Quaker Heritage Day 2007
I don’t know about the rest of you, but I can use any reminder I get to be faithful. Brian Drayton offered many, during Quaker Heritage Day at Berkeley Friends Church on Saturday, March 3. Not least was the example of pausing now and then, and choosing to stop talking if he had any sense that he might be outrunning his guide. A gentle presence, so I’m glad I took notes.
There are other blog reports on this event from Wess, Robin, and Chris. Plus Max's photos, including the dinner at my house. Probably more to follow…
Some of the major strands that ran through Brian’s talks:
• There have been varieties of gifts, and varieties of styles of vocal ministry, in every generation of Friends.
• Our meetings need a culture that affirms and supports the development of gifts.
• Our own personal transformation, through walking with God, should be made visible to others in order to encourage them to be faithful.
• An active prayer life is essential to prepare us for ministry.
A few historical zingers that stood out for me:
• Historical accounts of early Friends’ ministry included a description of people falling in fits on the floor during vocal ministry, with a sense of conviction of the power of sin.
• One British officer said he felt more terror at James Nayler’s preaching than in battle.
• Many women traveled in the ministry because their husbands were able to support them, but not able to leave their own work.

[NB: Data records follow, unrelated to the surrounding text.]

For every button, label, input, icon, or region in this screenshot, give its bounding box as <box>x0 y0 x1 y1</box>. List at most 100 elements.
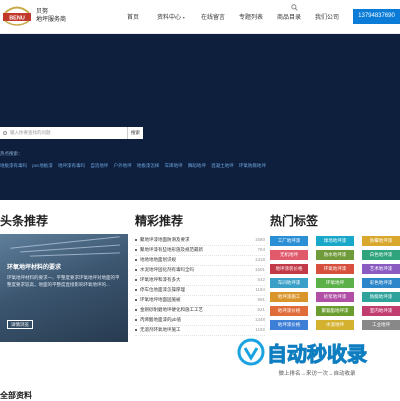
list-item[interactable]: 聚地坪漆有些地形施及规范最新 784 <box>135 246 265 256</box>
list-item[interactable]: 环氧地坪和漆有多大 542 <box>135 276 265 286</box>
tag-item[interactable]: 地坪漆价格 <box>270 306 308 316</box>
list-item[interactable]: 聚地坪漆地面防滑及要求 1580 <box>135 236 265 246</box>
list-item[interactable]: 无溶剂环氧地坪施工 1192 <box>135 326 265 336</box>
tag-item[interactable]: 环氧地坪漆 <box>316 264 354 274</box>
bullet-icon <box>135 328 137 331</box>
list-item-title: 金刚砂耐磨地坪硬化和施工工艺 <box>140 307 203 312</box>
list-item[interactable]: 环氧地坪地面固施被 891 <box>135 296 265 306</box>
logo-text: BENU <box>9 16 25 22</box>
tags-section-title: 热门标签 <box>270 214 319 228</box>
list-item-views: 521 <box>257 307 265 312</box>
hot-search-links: 地板漆有毒吗 pvc地板漆 地坪漆有毒吗 自流地坪 户外地坪 地板漆怎样 车库地… <box>0 163 400 169</box>
ceiling-light <box>30 252 120 257</box>
feature-detail-button[interactable]: 详情浏览 <box>7 320 33 329</box>
nav-resource-center[interactable]: 资料中心 ▾ <box>157 12 185 21</box>
tag-item[interactable]: 室内地坪漆 <box>362 306 400 316</box>
brand-name-line1: 贝努 <box>36 9 49 15</box>
brand-name[interactable]: 贝努 地坪服务商 <box>36 8 66 24</box>
list-item-views: 1184 <box>255 287 265 292</box>
phone-button[interactable]: 13794837690 <box>353 9 400 24</box>
nav-message[interactable]: 在线留言 <box>201 12 225 21</box>
search-icon[interactable] <box>291 4 298 11</box>
list-item-title: 停车位地面漆怎操厚理 <box>140 287 185 292</box>
bullet-icon <box>135 298 137 301</box>
nav-home[interactable]: 首页 <box>127 12 139 21</box>
nav-topics[interactable]: 专题列表 <box>239 12 263 21</box>
list-item[interactable]: 金刚砂耐磨地坪硬化和施工工艺 521 <box>135 306 265 316</box>
watermark-subtext: 做上排名→来访一次→自动收录 <box>278 371 356 377</box>
list-item-title: 无溶剂环氧地坪施工 <box>140 327 181 332</box>
tag-item[interactable]: 无机地坪 <box>270 250 308 260</box>
list-item[interactable]: 丙烯酸地面漆的pb值 1348 <box>135 316 265 326</box>
list-item-views: 1501 <box>254 267 265 272</box>
nav-about[interactable]: 我们公司 <box>315 12 339 21</box>
featured-section-title: 精彩推荐 <box>135 214 184 228</box>
tag-item[interactable]: 防腐地坪漆 <box>362 292 400 302</box>
hot-link[interactable]: 自流地坪 <box>90 163 108 168</box>
bullet-icon <box>135 258 137 261</box>
hot-link[interactable]: 混凝土地坪 <box>211 163 234 168</box>
tag-item[interactable]: 艺术地坪漆 <box>362 264 400 274</box>
search-placeholder: 输入你要查找的问题 <box>10 130 51 135</box>
list-item-views: 1580 <box>254 237 265 242</box>
tag-item[interactable]: 地坪漆价格 <box>270 320 308 330</box>
tag-item[interactable]: 工厂地坪漆 <box>270 236 308 246</box>
all-resources-title: 全部资料 <box>0 391 32 400</box>
headline-feature-card[interactable]: 环氧地坪材料的要求 环氧地坪材料的要求一、平整度要求环氧地坪对地面的平整度要求较… <box>0 234 128 342</box>
hot-link[interactable]: 地板漆有毒吗 <box>0 163 27 168</box>
tag-item[interactable]: 防霉地坪漆 <box>362 236 400 246</box>
hot-link[interactable]: 地坪漆有毒吗 <box>58 163 85 168</box>
list-item-views: 784 <box>257 247 265 252</box>
feature-title[interactable]: 环氧地坪材料的要求 <box>7 262 61 271</box>
search-input[interactable]: 输入你要查找的问题 <box>0 127 127 139</box>
brand-name-line2: 地坪服务商 <box>36 17 67 23</box>
hot-link[interactable]: 环氧防腐地坪 <box>239 163 266 168</box>
hero-banner: 输入你要查找的问题 搜索 热点搜索： 地板漆有毒吗 pvc地板漆 地坪漆有毒吗 … <box>0 34 400 200</box>
nav-products[interactable]: 商品目录 <box>277 12 301 21</box>
tag-item[interactable]: 车间地坪漆 <box>270 278 308 288</box>
feature-description: 环氧地坪材料的要求一、平整度要求环氧地坪对地面的平整度要求较高，地面的平整度直接… <box>7 275 120 287</box>
tag-item[interactable]: 砂浆地坪漆 <box>316 292 354 302</box>
chevron-down-icon: ▾ <box>182 15 185 20</box>
bullet-icon <box>135 318 137 321</box>
tag-item[interactable]: 白色地坪漆 <box>362 250 400 260</box>
tag-item[interactable]: 环氧地坪 <box>316 278 354 288</box>
bullet-icon <box>135 248 137 251</box>
bullet-icon <box>135 288 137 291</box>
tag-item[interactable]: 水泥地坪 <box>316 320 354 330</box>
watermark-logo-icon <box>237 338 265 366</box>
list-item-title: 环氧地坪和漆有多大 <box>140 277 181 282</box>
list-item-title: 丙烯酸地面漆的pb值 <box>140 317 182 322</box>
list-item-title: 环氧地坪地面固施被 <box>140 297 181 302</box>
watermark: 自动秒收录 做上排名→来访一次→自动收录 <box>237 338 397 380</box>
bullet-icon <box>135 268 137 271</box>
tag-item[interactable]: 彩色地坪漆 <box>362 278 400 288</box>
hot-link[interactable]: 车库地坪 <box>165 163 183 168</box>
tag-item[interactable]: 地坪漆施工 <box>270 292 308 302</box>
tag-item[interactable]: 工业地坪 <box>362 320 400 330</box>
hot-link[interactable]: 地板漆怎样 <box>137 163 160 168</box>
hot-link[interactable]: 舞蹈地坪 <box>188 163 206 168</box>
hot-link[interactable]: 户外地坪 <box>114 163 132 168</box>
hot-link[interactable]: pvc地板漆 <box>32 163 53 168</box>
tag-item[interactable]: 聚氨酯地坪漆 <box>316 306 354 316</box>
list-item-title: 水泥地坪固化剂有毒吗全吗 <box>140 267 194 272</box>
bullet-icon <box>135 238 137 241</box>
tag-item[interactable]: 地坪涂装价格 <box>270 264 308 274</box>
list-item-views: 542 <box>257 277 265 282</box>
watermark-text: 自动秒收录 <box>267 344 368 367</box>
list-item-views: 891 <box>257 297 265 302</box>
list-item[interactable]: 地地地地面划识规 1318 <box>135 256 265 266</box>
list-item-views: 1348 <box>254 317 265 322</box>
list-item[interactable]: 水泥地坪固化剂有毒吗全吗 1501 <box>135 266 265 276</box>
tag-item[interactable]: 防水地坪漆 <box>316 250 354 260</box>
list-item-title: 聚地坪漆地面防滑及要求 <box>140 237 190 242</box>
tag-item[interactable]: 球场地坪漆 <box>316 236 354 246</box>
list-item-title: 聚地坪漆有些地形施及规范最新 <box>140 247 203 252</box>
search-button[interactable]: 搜索 <box>127 127 143 139</box>
bullet-icon <box>135 278 137 281</box>
hot-search-label: 热点搜索： <box>0 151 23 156</box>
list-item[interactable]: 停车位地面漆怎操厚理 1184 <box>135 286 265 296</box>
bullet-icon <box>135 308 137 311</box>
brand-logo[interactable]: BENU <box>3 4 31 27</box>
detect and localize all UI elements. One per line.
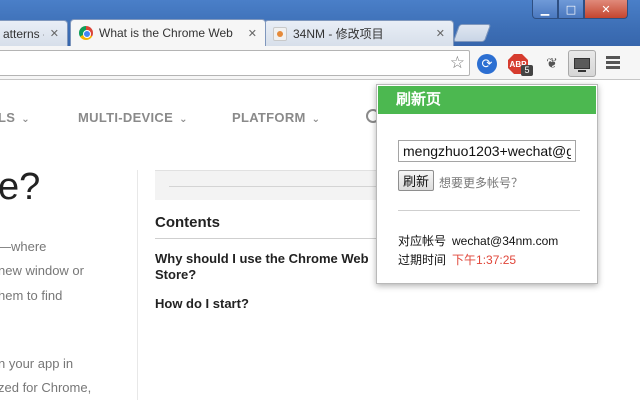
- chrome-menu-icon[interactable]: [606, 56, 620, 71]
- divider: [155, 238, 385, 239]
- star-icon[interactable]: ☆: [450, 53, 465, 73]
- body-text-line: zed for Chrome,: [0, 380, 92, 395]
- account-row: 对应帐号 wechat@34nm.com: [398, 232, 558, 249]
- info-box: [155, 170, 385, 200]
- sync-icon: ⟳: [481, 56, 493, 72]
- body-text-line: —where: [0, 239, 47, 254]
- divider: [398, 210, 580, 211]
- tab-34nm[interactable]: 34NM - 修改项目 ✕: [264, 20, 454, 46]
- nav-item-platform[interactable]: PLATFORM ⌄: [232, 110, 320, 125]
- minimize-button[interactable]: ▁: [532, 0, 558, 19]
- expiry-label: 过期时间: [398, 253, 447, 267]
- close-window-button[interactable]: ✕: [584, 0, 628, 19]
- more-accounts-link[interactable]: 想要更多帐号？: [439, 174, 523, 191]
- new-tab-button[interactable]: [452, 24, 492, 42]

• Joshua Evans, a follower of John Woolman, had a witness of vegetarianism in the 1770s.
• Some Yearly Meetings (or representative committees?) hold business meetings without agendas, waiting for what arises. [If anyone has more detail on this, please fill me in.]
The moment that had me shaking in my seat--if not writhing on the floor for all to see--was Brian’s reading from Isaac Pennington’s “Some Directions to the Panting Soul” (bolding below mine; available in full here):
Now to the soul that hath felt breathings towards the Lord formerly, and in whom there are yet any true breathings left after his living presence, and after the feeling of his eternal virtue in the heart, I have this to say: Where art thou? Art thou in thy soul's rest? Dost thou feel the virtue and power of the gospel? Dost thou feel the ease which comes from the living arm, to the heart which is joined to it in the light of the gospel? Is thy laboring for life in a good degree at an end? And dost thou feel the life and power flowing in upon thee from the free fountain? Is the load really taken off from thy back? Dost thou find the captive redeemed and set free from the power of sin, and the captivity broken, and he which led thee captive from the life and from the eternal power, now led captive by the life, and by the redeeming power, which is eternal? Hast thou found this, or hast thou missed of it? Let thine heart answer. Ah! do not imagine and talk away the rest and salvation of thy soul. The gospel state is a state of substance, a state of enjoying the life, a state of feeling the presence and power of the Lord in his pure, holy Spirit, a state of binding-up, a state of healing, a state of knowing the Lord, and walking with him in the light of his own Spirit. It begins in a sweet, powerful touch of life, and there is a growth in the life (in the power, in the divine virtue, in the rest, peace, and satisfaction of the soul in God) to be administered and waited for daily. Now art thou here, in the living power, in the divine life, joined to the spring of life, drawing water of life out of the well of life with joy? Or art thou dry, dead, barren, sapless, or at best but unsatisfiedly mourning after what thou wantest?